The plantation is usually inclosed by walls.
"The plants begin
to bear from the third year and continue till the age of about fifteen,
at which stage the trees exude a gummy substance in large quantities
and then die."
In other regions the trees live to a greater age
than fifteen years. Reports from many parts of the world indicate that
they may come into bearing the second or third year. P. W. Reasoner
recommended the cashew for cultivation in northern greenhouses, because
of its habit of bearing at an early age.
In Brazil the cashew
flowers in August and September and ripens its fruit from November to
February. In southern India the flowering season is December and
January, and the fruit ripens in March. An Indian writer estimates the
yield of a mature tree at 115 to 150 pounds of fruit yearly. "To get
one maund (28 pounds) of kernels about 1 1/2 candies (115 pounds) of
seed nuts are required."
Very few pests have been reported as affecting the cashew. Father Tavares 2 mentions a fungus parasite which attacks the branchlets, leaves, and flowers at Bahia, Brazil. The redbanded thrips (Heliothrips rubrocinctus
Giard.) sometimes attacks the tree in the West Indies. H.

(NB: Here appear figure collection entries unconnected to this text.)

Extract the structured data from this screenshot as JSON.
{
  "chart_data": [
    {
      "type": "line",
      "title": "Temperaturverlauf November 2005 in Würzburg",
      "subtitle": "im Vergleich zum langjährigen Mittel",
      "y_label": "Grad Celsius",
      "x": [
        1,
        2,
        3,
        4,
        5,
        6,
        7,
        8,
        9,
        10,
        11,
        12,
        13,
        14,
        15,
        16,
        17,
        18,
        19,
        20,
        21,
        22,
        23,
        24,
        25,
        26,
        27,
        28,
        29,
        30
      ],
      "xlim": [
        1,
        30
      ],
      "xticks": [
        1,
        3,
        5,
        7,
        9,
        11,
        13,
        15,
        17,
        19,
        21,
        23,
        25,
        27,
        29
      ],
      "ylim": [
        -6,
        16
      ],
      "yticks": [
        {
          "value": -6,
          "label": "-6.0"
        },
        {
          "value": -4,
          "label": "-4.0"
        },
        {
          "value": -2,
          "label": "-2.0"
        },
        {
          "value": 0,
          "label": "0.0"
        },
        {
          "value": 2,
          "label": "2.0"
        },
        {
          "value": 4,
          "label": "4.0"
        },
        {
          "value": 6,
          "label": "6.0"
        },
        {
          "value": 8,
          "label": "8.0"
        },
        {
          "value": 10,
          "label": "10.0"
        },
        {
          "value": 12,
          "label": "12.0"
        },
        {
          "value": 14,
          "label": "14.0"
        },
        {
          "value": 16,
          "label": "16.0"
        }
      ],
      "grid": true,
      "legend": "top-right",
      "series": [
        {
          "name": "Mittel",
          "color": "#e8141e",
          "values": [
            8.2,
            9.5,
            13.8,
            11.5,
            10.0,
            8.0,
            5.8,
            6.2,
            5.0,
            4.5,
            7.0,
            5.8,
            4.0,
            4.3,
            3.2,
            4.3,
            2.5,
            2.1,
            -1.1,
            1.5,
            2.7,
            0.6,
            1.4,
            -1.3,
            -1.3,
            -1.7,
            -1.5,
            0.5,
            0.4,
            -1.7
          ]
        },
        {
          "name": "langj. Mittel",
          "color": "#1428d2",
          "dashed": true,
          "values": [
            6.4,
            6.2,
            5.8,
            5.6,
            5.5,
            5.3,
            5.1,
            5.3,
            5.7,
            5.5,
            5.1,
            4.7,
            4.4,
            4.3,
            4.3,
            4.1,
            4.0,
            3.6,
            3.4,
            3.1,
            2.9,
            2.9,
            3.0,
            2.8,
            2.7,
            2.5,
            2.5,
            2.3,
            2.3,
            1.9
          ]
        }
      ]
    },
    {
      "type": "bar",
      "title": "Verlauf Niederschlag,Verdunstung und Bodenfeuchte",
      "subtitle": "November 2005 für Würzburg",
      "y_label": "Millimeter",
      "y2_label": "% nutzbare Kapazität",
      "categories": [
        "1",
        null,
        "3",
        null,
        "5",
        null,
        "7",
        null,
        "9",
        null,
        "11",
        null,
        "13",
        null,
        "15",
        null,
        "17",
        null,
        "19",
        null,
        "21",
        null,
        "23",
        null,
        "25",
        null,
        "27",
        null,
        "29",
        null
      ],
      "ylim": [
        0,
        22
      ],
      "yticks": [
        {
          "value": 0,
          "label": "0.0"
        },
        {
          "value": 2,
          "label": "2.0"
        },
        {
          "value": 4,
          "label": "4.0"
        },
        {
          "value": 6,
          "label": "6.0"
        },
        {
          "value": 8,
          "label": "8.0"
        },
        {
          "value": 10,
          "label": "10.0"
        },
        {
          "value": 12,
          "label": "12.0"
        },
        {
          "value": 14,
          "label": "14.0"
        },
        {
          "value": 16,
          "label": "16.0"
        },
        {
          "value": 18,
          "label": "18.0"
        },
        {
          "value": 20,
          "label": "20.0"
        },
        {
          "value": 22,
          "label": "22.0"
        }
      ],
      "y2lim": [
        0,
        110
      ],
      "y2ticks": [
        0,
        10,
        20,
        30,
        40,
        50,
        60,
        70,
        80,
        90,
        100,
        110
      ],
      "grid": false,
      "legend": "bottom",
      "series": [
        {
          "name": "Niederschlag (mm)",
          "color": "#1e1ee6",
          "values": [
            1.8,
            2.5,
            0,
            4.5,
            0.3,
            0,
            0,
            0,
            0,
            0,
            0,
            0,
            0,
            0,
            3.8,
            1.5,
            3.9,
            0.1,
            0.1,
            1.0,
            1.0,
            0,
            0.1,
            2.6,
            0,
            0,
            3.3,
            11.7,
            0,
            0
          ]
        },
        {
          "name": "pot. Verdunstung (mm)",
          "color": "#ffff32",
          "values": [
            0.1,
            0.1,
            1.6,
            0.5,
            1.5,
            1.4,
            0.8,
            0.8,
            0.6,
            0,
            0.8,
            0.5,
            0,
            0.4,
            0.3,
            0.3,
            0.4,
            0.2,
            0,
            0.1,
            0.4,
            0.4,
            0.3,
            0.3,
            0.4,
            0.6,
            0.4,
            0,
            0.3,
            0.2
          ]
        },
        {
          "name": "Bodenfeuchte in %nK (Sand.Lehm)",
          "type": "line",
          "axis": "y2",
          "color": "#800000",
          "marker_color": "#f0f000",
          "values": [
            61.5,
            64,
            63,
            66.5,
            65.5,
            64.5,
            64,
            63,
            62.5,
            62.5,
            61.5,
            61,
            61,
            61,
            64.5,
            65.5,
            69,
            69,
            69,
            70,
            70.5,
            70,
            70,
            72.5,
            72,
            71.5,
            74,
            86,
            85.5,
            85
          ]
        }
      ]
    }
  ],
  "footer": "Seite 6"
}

Maxwell-Lefroy mentions two other species of thrips which have been
found on the cashew in Mysore, India: these are Idolothrips halidaji Newm. and Phloeothrips anacardii Newm.(?).
Seedling
cashew trees differ in the character and quantity of fruit they yield.
In Brazil the trees which produce the largest and finest fruits are
distinguished with varietal names. Some of these trees acquire local
reputations.
Recently P. J. Wester has shown that the cashew can
be shield-budded. By employing this method, it is easily possible to
propagate choice varieties originating as chance seedlings. The reader
is referred to Wester's publication " Plant Propagation in the
Tropics," 2 one of the most valuable contributions which have been made
to tropical pomology.
The method of budding the cashew is
essentially the same as that described in the chapter on the avocado.
Wester says in brief: "Use nonpetioled, mature budwood which is turning
grayish; cut the bud 1 1/2 to 1 3/4 inches long; insert the bud in the
stock at a point of approximately the same age and appearance as the
cion."
1 Boletim do Museu Goeldi, 1904. 2 In Broteria, xiv, January, 1916.